I have their gauges and it was simple
I tapped into a switched wire that is hot when the lights turn on
just get your mult meter out and test some wires to find a switched wire.
key thing to remember...do not remove the needles...these will fit on without removing them.


----------



## themudboy (Sep 5, 2002)

mine was a bitch. broke 2 needles. and i eventually broke all the wires to light up my needles.


----------



## g200sx (Apr 18, 2003)

the gauges or the LED intelliglow needles?


----------



## BudRacing8 (Sep 17, 2003)

I've done the overlay white face gauges, is that what your talking about?


----------



## Token Moron (Mar 28, 2003)

the overlays(stickers) are very easy to do.....the hardest part is aligning them so that there are no uneveness around the numbers. the intelliglow kit i've heard was hard to install.


----------



## Mod_That_Sentra (Oct 23, 2004)

ok, I just bought the stick on white guage faces and I want ot get something straight. I dont have to take off the needles, right? And I also bought the HVAC control white faces. I'm not sure how to take the control knobs off though, how would I go about putting these on. these are stick ons also.


Thanks
- Aaron


----------



## jlee1469 (Dec 4, 2003)

you dont have to take the needles off, however putting them on is a bit tricky as you'll need to carefully put the needles through the holes. don't rush and take it easy. has anybody else have trouble with the needles rubbing against the overlays? i removed mine because my fuel and tach didn't move at all.


----------



## Ninety-Nine SE-L (May 5, 2002)

with the Import intelligence faces, you DO have to take the needles off. That's how it works, you have to take the faces off the car so you can work on it.
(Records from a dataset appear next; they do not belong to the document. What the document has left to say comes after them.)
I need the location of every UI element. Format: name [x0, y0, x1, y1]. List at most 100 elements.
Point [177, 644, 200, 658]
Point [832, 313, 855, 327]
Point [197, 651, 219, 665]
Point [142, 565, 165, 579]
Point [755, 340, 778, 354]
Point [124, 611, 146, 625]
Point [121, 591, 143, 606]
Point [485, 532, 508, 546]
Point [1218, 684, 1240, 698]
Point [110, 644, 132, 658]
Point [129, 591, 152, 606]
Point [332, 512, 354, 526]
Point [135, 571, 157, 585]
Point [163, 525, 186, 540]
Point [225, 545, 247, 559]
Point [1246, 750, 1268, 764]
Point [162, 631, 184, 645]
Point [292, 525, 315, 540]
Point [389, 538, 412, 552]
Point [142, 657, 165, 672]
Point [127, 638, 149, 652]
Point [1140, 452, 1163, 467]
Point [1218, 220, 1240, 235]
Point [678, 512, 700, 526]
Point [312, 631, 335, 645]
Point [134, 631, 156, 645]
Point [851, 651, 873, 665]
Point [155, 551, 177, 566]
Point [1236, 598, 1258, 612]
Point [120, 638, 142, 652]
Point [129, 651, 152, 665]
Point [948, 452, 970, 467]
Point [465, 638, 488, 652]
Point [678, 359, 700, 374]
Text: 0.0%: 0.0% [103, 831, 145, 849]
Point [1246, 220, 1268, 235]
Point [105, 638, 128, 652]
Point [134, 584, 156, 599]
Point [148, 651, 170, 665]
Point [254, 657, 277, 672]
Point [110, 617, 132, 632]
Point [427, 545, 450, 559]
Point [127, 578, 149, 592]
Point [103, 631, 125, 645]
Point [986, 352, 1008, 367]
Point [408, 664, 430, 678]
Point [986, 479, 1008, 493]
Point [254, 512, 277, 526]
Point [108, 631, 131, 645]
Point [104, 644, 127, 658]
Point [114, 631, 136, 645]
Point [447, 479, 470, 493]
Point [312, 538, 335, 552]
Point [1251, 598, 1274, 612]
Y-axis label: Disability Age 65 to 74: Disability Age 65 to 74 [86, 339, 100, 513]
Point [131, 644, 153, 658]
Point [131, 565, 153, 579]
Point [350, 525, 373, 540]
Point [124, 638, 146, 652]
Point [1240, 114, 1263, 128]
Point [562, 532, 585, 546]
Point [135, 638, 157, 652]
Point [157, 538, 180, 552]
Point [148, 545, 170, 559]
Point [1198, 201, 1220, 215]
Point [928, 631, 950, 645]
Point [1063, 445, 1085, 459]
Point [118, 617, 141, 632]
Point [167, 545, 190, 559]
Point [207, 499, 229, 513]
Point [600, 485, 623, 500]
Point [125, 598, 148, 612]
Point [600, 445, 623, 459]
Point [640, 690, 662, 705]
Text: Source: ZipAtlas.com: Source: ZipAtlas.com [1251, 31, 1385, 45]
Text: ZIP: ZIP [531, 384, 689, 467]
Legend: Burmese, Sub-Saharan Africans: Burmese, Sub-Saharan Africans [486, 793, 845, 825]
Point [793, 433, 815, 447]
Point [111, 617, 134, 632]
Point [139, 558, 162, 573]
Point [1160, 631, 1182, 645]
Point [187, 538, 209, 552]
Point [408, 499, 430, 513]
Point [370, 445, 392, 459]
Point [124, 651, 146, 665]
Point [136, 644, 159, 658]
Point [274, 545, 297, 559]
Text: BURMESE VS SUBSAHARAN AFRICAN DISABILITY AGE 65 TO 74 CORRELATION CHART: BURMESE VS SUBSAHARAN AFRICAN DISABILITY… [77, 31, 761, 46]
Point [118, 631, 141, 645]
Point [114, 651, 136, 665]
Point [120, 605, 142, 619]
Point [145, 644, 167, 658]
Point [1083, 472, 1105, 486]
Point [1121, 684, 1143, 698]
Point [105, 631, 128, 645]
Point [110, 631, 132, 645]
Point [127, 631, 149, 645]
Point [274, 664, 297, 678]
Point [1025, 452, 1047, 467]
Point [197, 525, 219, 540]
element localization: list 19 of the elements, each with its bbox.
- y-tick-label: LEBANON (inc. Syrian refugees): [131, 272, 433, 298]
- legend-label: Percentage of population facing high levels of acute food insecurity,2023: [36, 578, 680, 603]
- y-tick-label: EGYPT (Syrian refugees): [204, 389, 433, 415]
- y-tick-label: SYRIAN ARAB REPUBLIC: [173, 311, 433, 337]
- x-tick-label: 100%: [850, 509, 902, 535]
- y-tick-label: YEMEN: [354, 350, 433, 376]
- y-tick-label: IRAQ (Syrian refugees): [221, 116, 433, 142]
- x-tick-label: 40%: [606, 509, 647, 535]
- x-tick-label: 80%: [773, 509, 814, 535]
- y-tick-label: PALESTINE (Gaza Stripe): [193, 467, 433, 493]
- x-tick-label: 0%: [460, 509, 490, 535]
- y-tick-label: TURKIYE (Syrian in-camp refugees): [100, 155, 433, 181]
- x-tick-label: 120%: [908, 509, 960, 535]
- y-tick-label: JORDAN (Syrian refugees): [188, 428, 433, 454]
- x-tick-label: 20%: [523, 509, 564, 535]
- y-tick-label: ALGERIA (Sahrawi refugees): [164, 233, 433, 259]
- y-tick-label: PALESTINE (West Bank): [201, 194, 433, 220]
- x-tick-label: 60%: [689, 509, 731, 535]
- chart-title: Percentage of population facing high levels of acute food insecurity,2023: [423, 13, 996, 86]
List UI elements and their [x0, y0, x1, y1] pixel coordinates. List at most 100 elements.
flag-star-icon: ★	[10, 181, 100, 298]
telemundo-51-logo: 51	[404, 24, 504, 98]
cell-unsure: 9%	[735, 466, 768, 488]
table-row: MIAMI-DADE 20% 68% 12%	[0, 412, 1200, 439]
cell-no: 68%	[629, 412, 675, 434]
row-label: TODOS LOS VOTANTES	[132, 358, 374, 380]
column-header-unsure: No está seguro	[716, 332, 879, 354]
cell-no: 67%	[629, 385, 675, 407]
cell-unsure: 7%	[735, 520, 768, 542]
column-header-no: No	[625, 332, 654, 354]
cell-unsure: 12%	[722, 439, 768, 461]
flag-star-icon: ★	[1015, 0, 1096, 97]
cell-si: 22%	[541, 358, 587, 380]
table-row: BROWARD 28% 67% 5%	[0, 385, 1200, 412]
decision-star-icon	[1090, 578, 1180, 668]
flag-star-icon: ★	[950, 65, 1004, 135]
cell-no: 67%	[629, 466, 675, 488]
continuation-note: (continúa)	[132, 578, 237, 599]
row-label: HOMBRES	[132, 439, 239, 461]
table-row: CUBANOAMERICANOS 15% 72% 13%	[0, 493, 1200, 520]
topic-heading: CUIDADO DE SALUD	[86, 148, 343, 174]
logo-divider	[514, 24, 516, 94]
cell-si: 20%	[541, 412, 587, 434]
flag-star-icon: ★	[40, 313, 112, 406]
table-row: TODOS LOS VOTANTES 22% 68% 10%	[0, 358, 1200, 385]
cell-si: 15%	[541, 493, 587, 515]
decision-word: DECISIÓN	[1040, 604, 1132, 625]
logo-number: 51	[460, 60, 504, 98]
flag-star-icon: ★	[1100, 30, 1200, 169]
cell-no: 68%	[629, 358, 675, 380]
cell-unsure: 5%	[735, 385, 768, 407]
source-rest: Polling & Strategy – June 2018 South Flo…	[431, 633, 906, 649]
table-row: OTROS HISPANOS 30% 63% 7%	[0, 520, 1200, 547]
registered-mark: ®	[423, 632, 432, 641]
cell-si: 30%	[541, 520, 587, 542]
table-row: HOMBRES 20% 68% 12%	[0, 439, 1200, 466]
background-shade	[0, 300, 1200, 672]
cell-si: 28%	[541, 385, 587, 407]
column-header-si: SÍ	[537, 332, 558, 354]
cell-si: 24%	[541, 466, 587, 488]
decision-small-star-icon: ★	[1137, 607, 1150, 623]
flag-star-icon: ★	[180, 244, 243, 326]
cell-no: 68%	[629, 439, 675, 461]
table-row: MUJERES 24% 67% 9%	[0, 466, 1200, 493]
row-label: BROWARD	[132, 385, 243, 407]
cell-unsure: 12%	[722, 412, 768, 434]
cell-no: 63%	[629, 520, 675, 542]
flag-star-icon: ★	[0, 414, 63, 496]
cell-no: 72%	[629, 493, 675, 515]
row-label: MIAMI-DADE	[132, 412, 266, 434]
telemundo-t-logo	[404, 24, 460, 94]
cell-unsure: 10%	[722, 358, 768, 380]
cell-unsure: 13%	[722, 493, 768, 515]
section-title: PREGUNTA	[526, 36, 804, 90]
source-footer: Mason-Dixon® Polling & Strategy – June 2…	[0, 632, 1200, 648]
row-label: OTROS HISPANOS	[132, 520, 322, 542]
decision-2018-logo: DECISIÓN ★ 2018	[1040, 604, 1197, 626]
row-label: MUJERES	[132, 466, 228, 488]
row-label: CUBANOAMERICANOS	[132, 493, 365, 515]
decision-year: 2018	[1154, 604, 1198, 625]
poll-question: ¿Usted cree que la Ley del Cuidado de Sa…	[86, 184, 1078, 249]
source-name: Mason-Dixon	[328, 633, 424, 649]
They come with good instructions, but here are some suggestions I have for you on the installation of the vinyl overlays:

The overlays are literally vinyl stickers that stick to the stock faces. Take the faces off the car by using their instructions and bring all the faces and overlays to a table where you can work. I have one correction to make here...They suggest using some 'fluid' for the vinyl. What this does is allow you to slide the vinyl around on the face without it becoming sticky. Here's what I suggest:

Get a spray bottle and fill it with a mildly soapy water. Evenly spray the water over the stock face until it's evenly wet. Peel off the bottom paper to expose the sticky side of the vinyl (do not remove the clear upper piece). Place the vinyl on the wet face, sticky side to water, and because of the soapy water, you can slide the face around until it lines up. With the edge of a credit card, squegee out the excess water from under the vinyl. MAKE SURE THERE ARE NO BUBBLES IN THE VINYL. Set the face to dry in a dry, warm area (I set mine outside to dry) for about an hour. Once all the water has evaporated off, remove the clear protective layer and re-install.


----------



## Mod_That_Sentra (Oct 23, 2004)

good tips Ninety-Nine. thanks alot and I'll probally be attempting to put them on next week.

- Aaron


----------